Learning out Loud in Milwaukee, WI

Jamar

On November 16, 2015 Minneapolis became the latest city to witness a black person shot dead by police. His name was Jamar Clark, he was 24 years old and unarmed.

The shooting sparked a protest that ultimately shut down I-94 for a short stretch. I wrote on Facebook the morning after that I was proud of my friends in Minneapolis who stood up for justice that night. While it turns out I didn’t know anybody on I-94 that night, I remain proud of every Minneapolitan who has gone to one of those protests, donated to a legal defense fund, or in any way stood up for justice in their community.

A black lives matter protest in Minneapolis
Photo: Fibonacci Blue

It’s easy to look at that protest and say: “That’s dangerous,” or “think of the people who didn’t get home on time,” or speculate about what might have happened because a small stretch of I-94 was shut down for a couple hours. It’s easy to feel inconvenienced by traffic jams.

If that traffic jam were caused by people holding signs that said “Traffic Jams Matter” and they weren’t protesting abysmal road conditions, I might agree with folks who criticized the protesters. But those signs didn’t read “Traffic Jams Matter,” they read “Black Lives Matter,” and the brave souls camping at the 4th Precinct every night aren’t holding signs that read “Entrances to Buildings Matter,” their’s, too, read “Black Lives Matter.”

Just the basic fact that a member of the public was killed by their government should cause alarm. Police killing people should be rare, even rarer should be questions about whether the killing was necessary. But at 873 people shot dead by police this year, it’s anything but rare.

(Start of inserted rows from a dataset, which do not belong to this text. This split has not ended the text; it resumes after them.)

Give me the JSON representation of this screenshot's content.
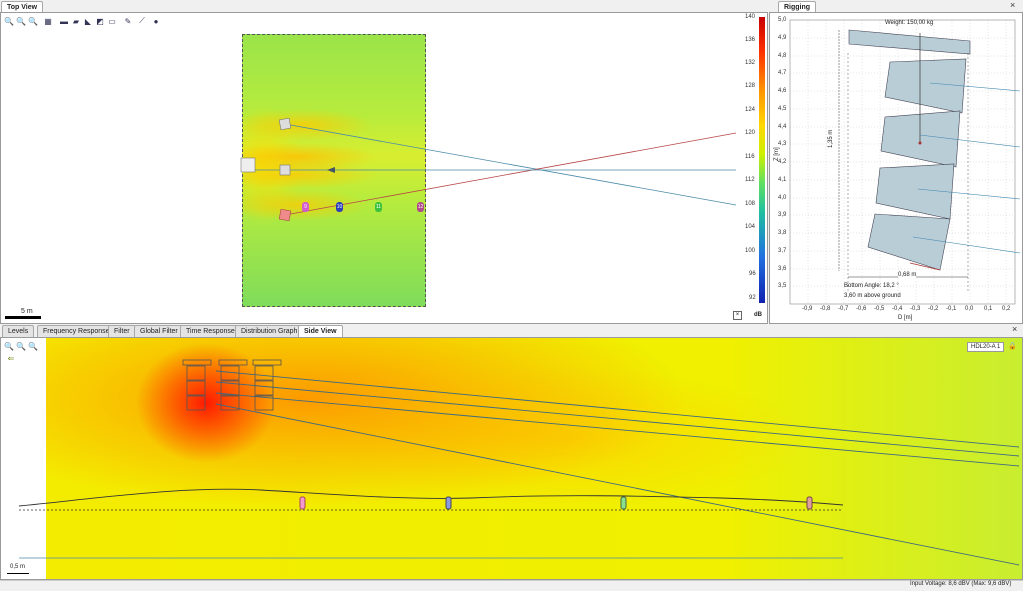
{
  "top_view": {
    "tab_label": "Top View",
    "scale_label": "5 m",
    "colorbar": {
      "ticks": [
        "140",
        "136",
        "132",
        "128",
        "124",
        "120",
        "116",
        "112",
        "108",
        "104",
        "100",
        "96",
        "92"
      ],
      "unit": "dB"
    },
    "markers": [
      "9",
      "10",
      "11",
      "12"
    ]
  },
  "rigging": {
    "tab_label": "Rigging",
    "weight_label": "Weight: 150,00 kg",
    "dim_vertical": "1,35 m",
    "dim_horizontal": "0,68 m",
    "bottom_angle": "Bottom Angle: 18,2 °",
    "above_ground": "3,60 m above ground",
    "y_ticks": [
      "5,0",
      "4,9",
      "4,8",
      "4,7",
      "4,6",
      "4,5",
      "4,4",
      "4,3",
      "4,2",
      "4,1",
      "4,0",
      "3,9",
      "3,8",
      "3,7",
      "3,6",
      "3,5"
    ],
    "x_ticks": [
      "-0,9",
      "-0,8",
      "-0,7",
      "-0,6",
      "-0,5",
      "-0,4",
      "-0,3",
      "-0,2",
      "-0,1",
      "0,0",
      "0,1",
      "0,2"
    ],
    "y_axis_label": "Z [m]",
    "x_axis_label": "D [m]"
  },
  "bottom_tabs": [
    {
      "label": "Levels",
      "active": false
    },
    {
      "label": "Frequency Response",
      "active": false
    },
    {
      "label": "Filter",
      "active": false
    },
    {
      "label": "Global Filter",
      "active": false
    },
    {
      "label": "Time Response",
      "active": false
    },
    {
      "label": "Distribution Graph",
      "active": false
    },
    {
      "label": "Side View",
      "active": true
    }
  ],
  "side_view": {
    "badge": "HDL20-A 1",
    "scale_label": "0,5 m"
  },
  "status_bar": {
    "text": "Input Voltage: 8,6 dBV (Max: 9,6 dBV)"
  },
  "icons": {
    "close": "×"
  }
}
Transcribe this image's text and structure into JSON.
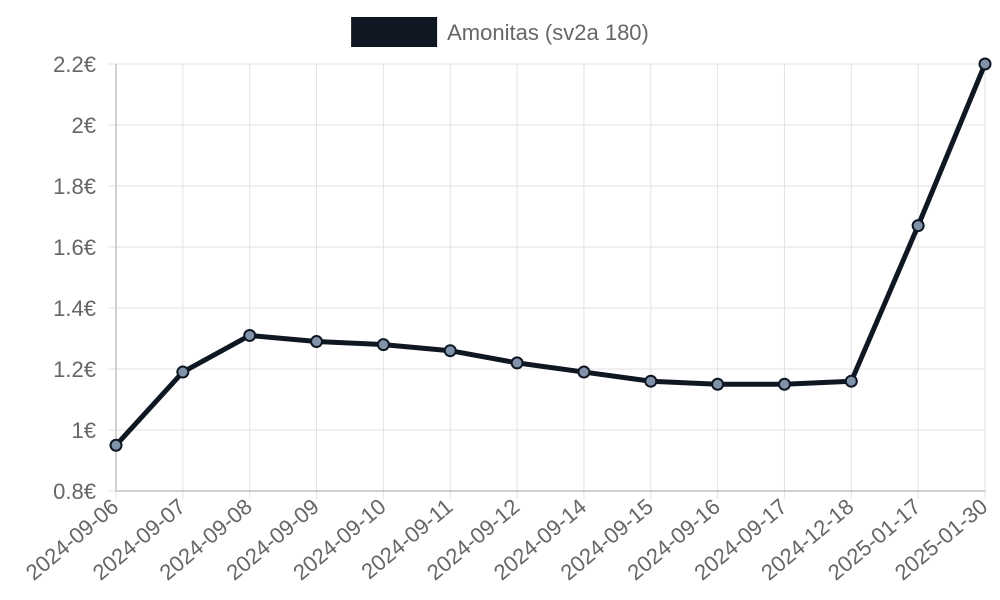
{
  "chart_data": {
    "type": "line",
    "title": "",
    "xlabel": "",
    "ylabel": "",
    "categories": [
      "2024-09-06",
      "2024-09-07",
      "2024-09-08",
      "2024-09-09",
      "2024-09-10",
      "2024-09-11",
      "2024-09-12",
      "2024-09-14",
      "2024-09-15",
      "2024-09-16",
      "2024-09-17",
      "2024-12-18",
      "2025-01-17",
      "2025-01-30"
    ],
    "series": [
      {
        "name": "Amonitas (sv2a 180)",
        "values": [
          0.95,
          1.19,
          1.31,
          1.29,
          1.28,
          1.26,
          1.22,
          1.19,
          1.16,
          1.15,
          1.15,
          1.16,
          1.67,
          2.2
        ],
        "color": "#0f1722",
        "point_color": "#8193a8"
      }
    ],
    "ylim": [
      0.8,
      2.2
    ],
    "y_ticks": [
      0.8,
      1.0,
      1.2,
      1.4,
      1.6,
      1.8,
      2.0,
      2.2
    ],
    "y_tick_labels": [
      "0.8€",
      "1€",
      "1.2€",
      "1.4€",
      "1.6€",
      "1.8€",
      "2€",
      "2.2€"
    ],
    "grid": true,
    "legend_position": "top-center"
  }
}
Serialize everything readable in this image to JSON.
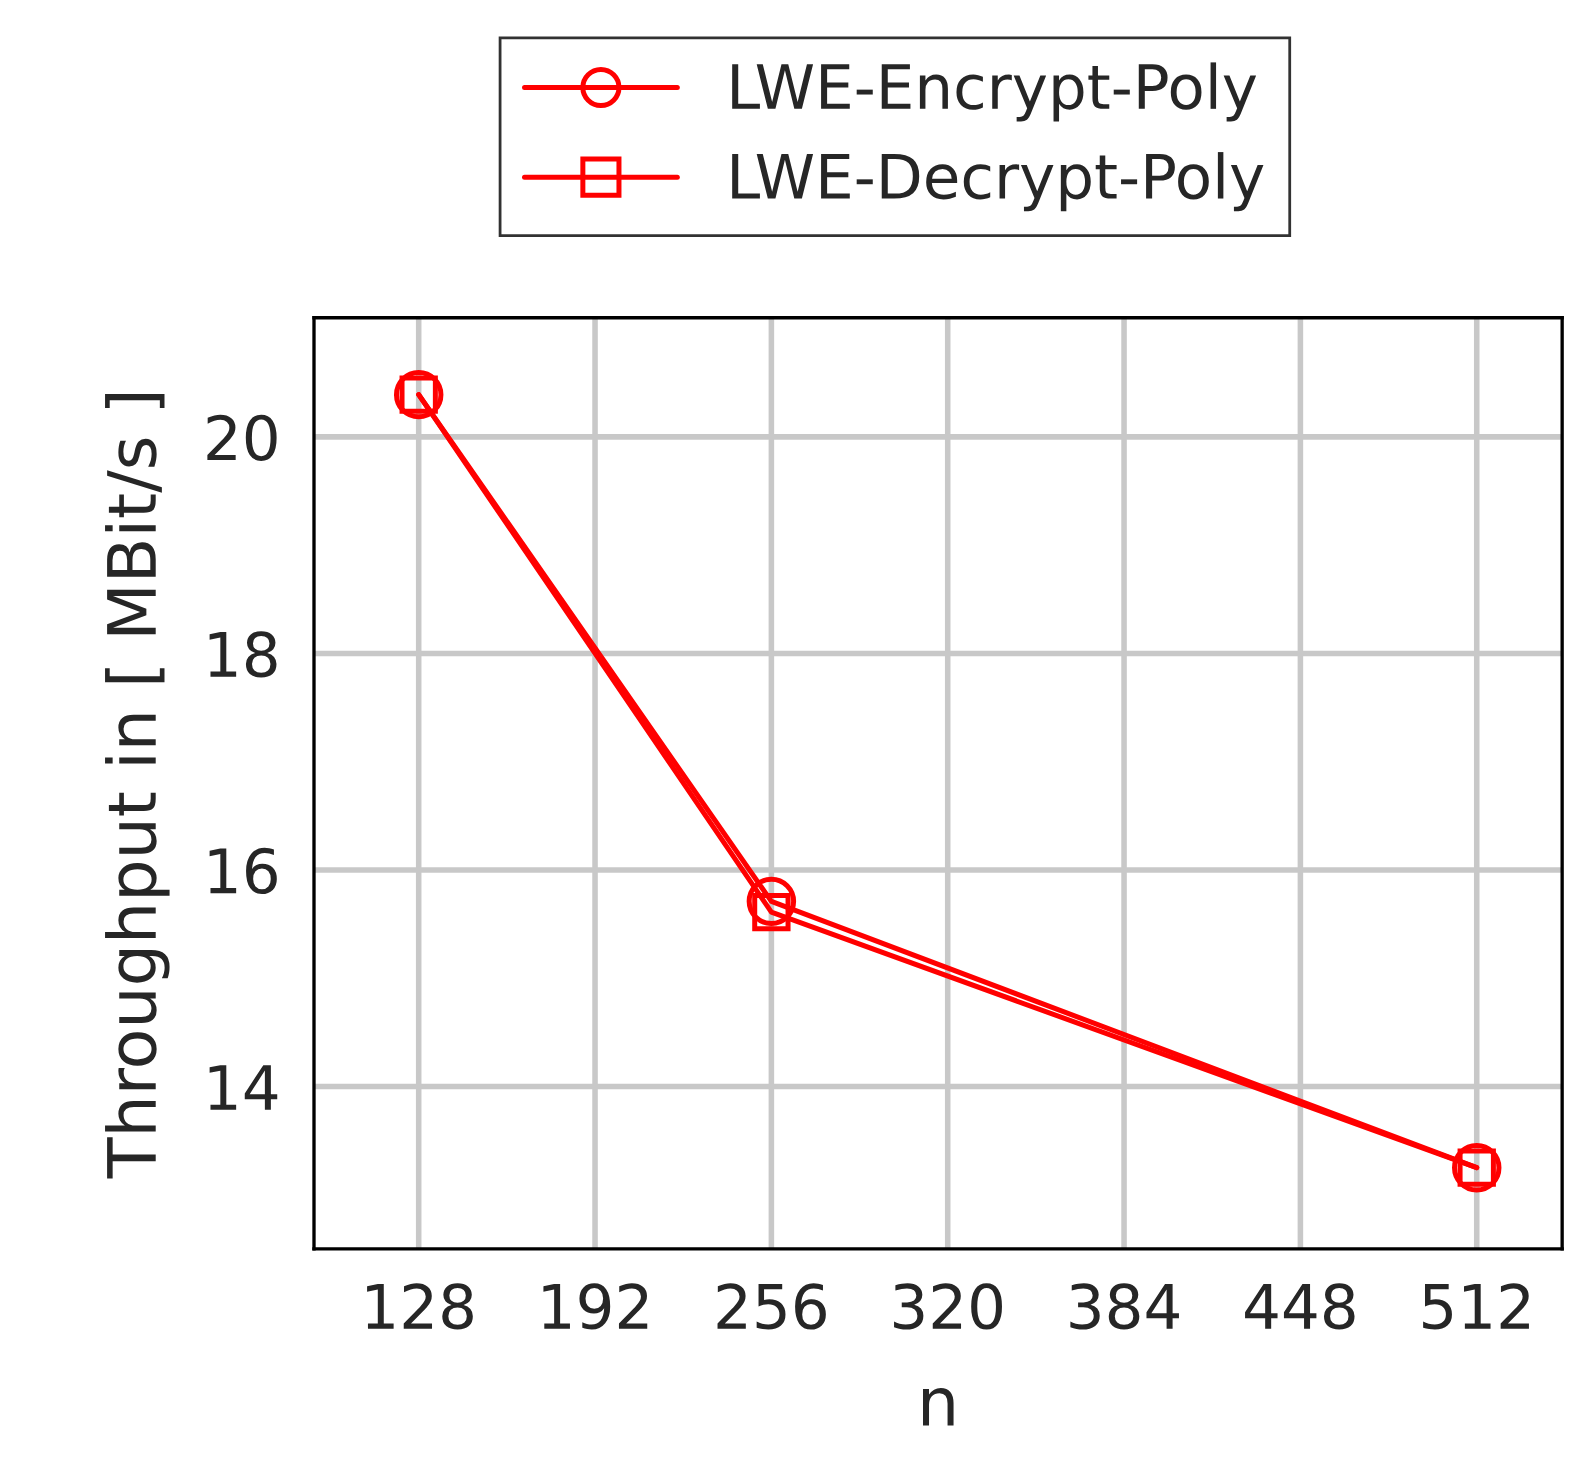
{
  "chart_data": {
    "type": "line",
    "xlabel": "n",
    "ylabel": "Throughput in [ MBit/s ]",
    "x": [
      128,
      256,
      512
    ],
    "series": [
      {
        "name": "LWE-Encrypt-Poly",
        "color": "#ff0000",
        "marker": "circle",
        "values": [
          20.39,
          15.71,
          13.25
        ]
      },
      {
        "name": "LWE-Decrypt-Poly",
        "color": "#ff0000",
        "marker": "square",
        "values": [
          20.39,
          15.61,
          13.25
        ]
      }
    ],
    "xlim": [
      90,
      543
    ],
    "ylim": [
      12.5,
      21.1
    ],
    "xticks": [
      128,
      192,
      256,
      320,
      384,
      448,
      512
    ],
    "yticks": [
      14,
      16,
      18,
      20
    ],
    "grid": true,
    "legend": "top",
    "line_style": "solid"
  }
}
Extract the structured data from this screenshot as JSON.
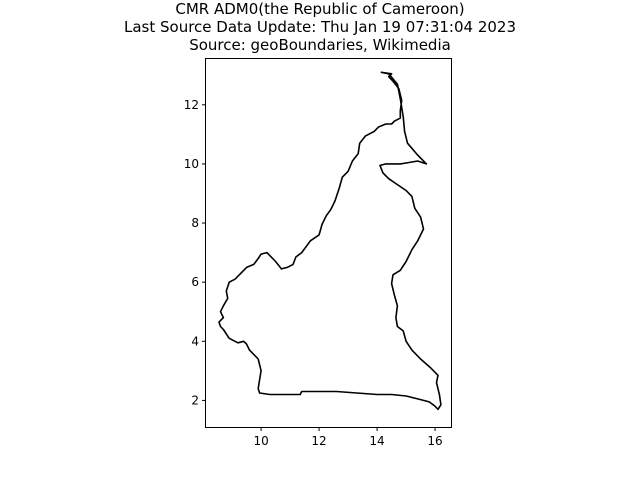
{
  "title_lines": [
    "CMR ADM0(the Republic of Cameroon)",
    "Last Source Data Update: Thu Jan 19 07:31:04 2023",
    "Source: geoBoundaries, Wikimedia"
  ],
  "chart_data": {
    "type": "map",
    "title": "CMR ADM0(the Republic of Cameroon)\nLast Source Data Update: Thu Jan 19 07:31:04 2023\nSource: geoBoundaries, Wikimedia",
    "xlim": [
      8.1,
      16.55
    ],
    "ylim": [
      1.1,
      13.55
    ],
    "x_ticks": [
      10,
      12,
      14,
      16
    ],
    "y_ticks": [
      2,
      4,
      6,
      8,
      10,
      12
    ],
    "x_tick_labels": [
      "10",
      "12",
      "14",
      "16"
    ],
    "y_tick_labels": [
      "2",
      "4",
      "6",
      "8",
      "10",
      "12"
    ],
    "boundary_color": "#000000",
    "boundary": [
      [
        14.15,
        13.1
      ],
      [
        14.5,
        13.05
      ],
      [
        14.4,
        12.95
      ],
      [
        14.55,
        12.8
      ],
      [
        14.75,
        12.55
      ],
      [
        14.85,
        12.15
      ],
      [
        14.8,
        11.8
      ],
      [
        14.8,
        11.55
      ],
      [
        14.6,
        11.45
      ],
      [
        14.5,
        11.35
      ],
      [
        14.3,
        11.35
      ],
      [
        14.05,
        11.25
      ],
      [
        13.9,
        11.1
      ],
      [
        13.6,
        10.95
      ],
      [
        13.4,
        10.7
      ],
      [
        13.35,
        10.35
      ],
      [
        13.15,
        10.1
      ],
      [
        13.0,
        9.75
      ],
      [
        12.8,
        9.55
      ],
      [
        12.7,
        9.2
      ],
      [
        12.55,
        8.75
      ],
      [
        12.4,
        8.45
      ],
      [
        12.25,
        8.25
      ],
      [
        12.1,
        7.95
      ],
      [
        12.0,
        7.6
      ],
      [
        11.7,
        7.4
      ],
      [
        11.4,
        7.0
      ],
      [
        11.2,
        6.85
      ],
      [
        11.1,
        6.6
      ],
      [
        10.9,
        6.5
      ],
      [
        10.7,
        6.45
      ],
      [
        10.5,
        6.7
      ],
      [
        10.3,
        6.9
      ],
      [
        10.2,
        7.0
      ],
      [
        10.0,
        6.95
      ],
      [
        9.9,
        6.8
      ],
      [
        9.75,
        6.6
      ],
      [
        9.5,
        6.5
      ],
      [
        9.3,
        6.3
      ],
      [
        9.1,
        6.1
      ],
      [
        8.9,
        6.0
      ],
      [
        8.8,
        5.7
      ],
      [
        8.85,
        5.45
      ],
      [
        8.7,
        5.2
      ],
      [
        8.6,
        5.0
      ],
      [
        8.7,
        4.8
      ],
      [
        8.55,
        4.65
      ],
      [
        8.6,
        4.5
      ],
      [
        8.7,
        4.4
      ],
      [
        8.9,
        4.1
      ],
      [
        9.2,
        3.95
      ],
      [
        9.4,
        4.0
      ],
      [
        9.5,
        3.9
      ],
      [
        9.6,
        3.7
      ],
      [
        9.9,
        3.4
      ],
      [
        10.0,
        3.0
      ],
      [
        9.95,
        2.7
      ],
      [
        9.9,
        2.4
      ],
      [
        9.95,
        2.25
      ],
      [
        10.3,
        2.2
      ],
      [
        11.0,
        2.2
      ],
      [
        11.35,
        2.2
      ],
      [
        11.4,
        2.3
      ],
      [
        12.0,
        2.3
      ],
      [
        12.6,
        2.3
      ],
      [
        13.3,
        2.25
      ],
      [
        14.0,
        2.2
      ],
      [
        14.5,
        2.2
      ],
      [
        15.0,
        2.15
      ],
      [
        15.4,
        2.05
      ],
      [
        15.8,
        1.95
      ],
      [
        16.0,
        1.8
      ],
      [
        16.1,
        1.7
      ],
      [
        16.2,
        1.85
      ],
      [
        16.15,
        2.2
      ],
      [
        16.05,
        2.6
      ],
      [
        16.1,
        2.85
      ],
      [
        15.85,
        3.1
      ],
      [
        15.5,
        3.4
      ],
      [
        15.2,
        3.7
      ],
      [
        15.0,
        4.0
      ],
      [
        14.9,
        4.35
      ],
      [
        14.7,
        4.5
      ],
      [
        14.65,
        4.8
      ],
      [
        14.7,
        5.2
      ],
      [
        14.6,
        5.55
      ],
      [
        14.5,
        5.95
      ],
      [
        14.55,
        6.25
      ],
      [
        14.8,
        6.4
      ],
      [
        15.0,
        6.7
      ],
      [
        15.2,
        7.1
      ],
      [
        15.4,
        7.4
      ],
      [
        15.6,
        7.8
      ],
      [
        15.5,
        8.2
      ],
      [
        15.3,
        8.5
      ],
      [
        15.2,
        8.9
      ],
      [
        15.0,
        9.1
      ],
      [
        14.7,
        9.3
      ],
      [
        14.4,
        9.5
      ],
      [
        14.2,
        9.7
      ],
      [
        14.1,
        9.95
      ],
      [
        14.3,
        10.0
      ],
      [
        14.8,
        10.0
      ],
      [
        15.1,
        10.05
      ],
      [
        15.4,
        10.1
      ],
      [
        15.7,
        10.0
      ],
      [
        15.4,
        10.3
      ],
      [
        15.05,
        10.7
      ],
      [
        14.95,
        11.1
      ],
      [
        14.9,
        11.6
      ],
      [
        14.8,
        12.2
      ],
      [
        14.7,
        12.7
      ],
      [
        14.4,
        13.05
      ],
      [
        14.15,
        13.1
      ]
    ]
  }
}
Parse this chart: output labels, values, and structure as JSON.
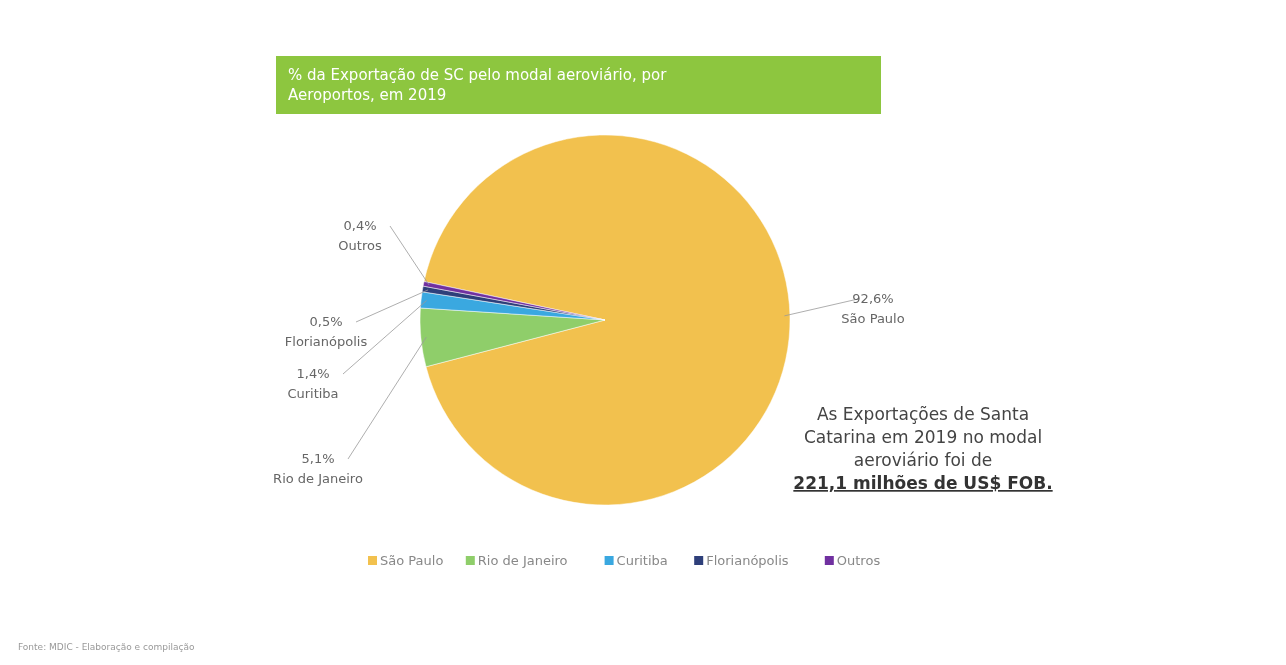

So far a plurality (45%) of those 873 were people of color (a majority if you include the 63 where race of the victim was “unknown”). 30 were unarmed and black. At least 72 were shot dead by police in November – nearly 2.5 per day. There have been 11 since November 16 when Jamar Clark was shot dead in a Minneapolis house. The accounts of these shootings are a depressing read because either the person killed was horrifically violent or because they might have been innocent.

It’s easy to cherry pick the most heinous stories out of the list of nearly 900. It’s harder for anybody who wasn’t there to know whether the shooting was justified. I think most people can agree that shooting a suspect dead should be the solution of last resort.

Jamar Clark got into a “physical altercation” with police but was unarmed and witnesses say he was not resisting arrest. Some accounts say he was in handcuffs. The NAACP said he was murdered “execution style.”

Police say he disarmed an officer. Even if that’s true it is difficult for me to imagine how ending his life was the only option available to the officers.

Situations like these always provoke a lot of questions in my head: If he truly disarmed an officer, are police officers not trained in disarming suspects? If they are, why didn’t they? Otherwise, why aren’t they? Did he need to be shot in the head to neutralize the threat? If the police shot him in the leg would he still be alive? Would he get due process and a fair trial? The last question we will never get an answer to because, like so many others, Jamar Clark is dead. And dead people can’t answer questions.

Police are supposed to protect and serve the public. The police in this case appeared to be protecting and serving the paramedic on site and the person who needed medical attention but once they killed Jamar Clark, they were also protecting and serving prejudices embedded in our criminal justice system. Prejudices that manifest themselves in the form of disproportionate numbers of black people being incarcerated. While nationally the incarceration rate is an already-too-high 732 per 100,000 residents, the rate among blacks is 2,207 per 100,000 the rate climbs to nearly 9% for black people around my age. Among Latinos it’s nearly 1,000 per 100,000. Add them together, you get nearly 3,173 per 100,000 black or Latino residents of the United States of America behind bars. Among whites, it’s 380 per 100,000.

When we live in a society in which people with black skin are unfairly targeted and mistreated by the criminal justice system and people should protest. When protesters tell Mayor Betsy Hodges that “we’re working on it,” isn’t enough, or scoff at her attempt to reword their questions for them, this is what they mean. We need leaders at every level of government and in every community who believe that this isn’t right.

We need leaders who say “Black Lives Matter.” We need them to, when a black person is shot dead by police, say that taking the life of an individual takes life out of the community. We need them to say that 900 people shot dead by police in one year is unacceptable. It’s unbelievable to think we live in a country that violent, and unacceptable if we truly do.

I’m proud of the Minneapolitans who this week said, “it doesn’t have to be this way,” or knows that this is about far more than releasing the tapes. This is about demanding justice for a young black person shot dead by police, and justice for a community wronged on a daily basis by the criminal justice system.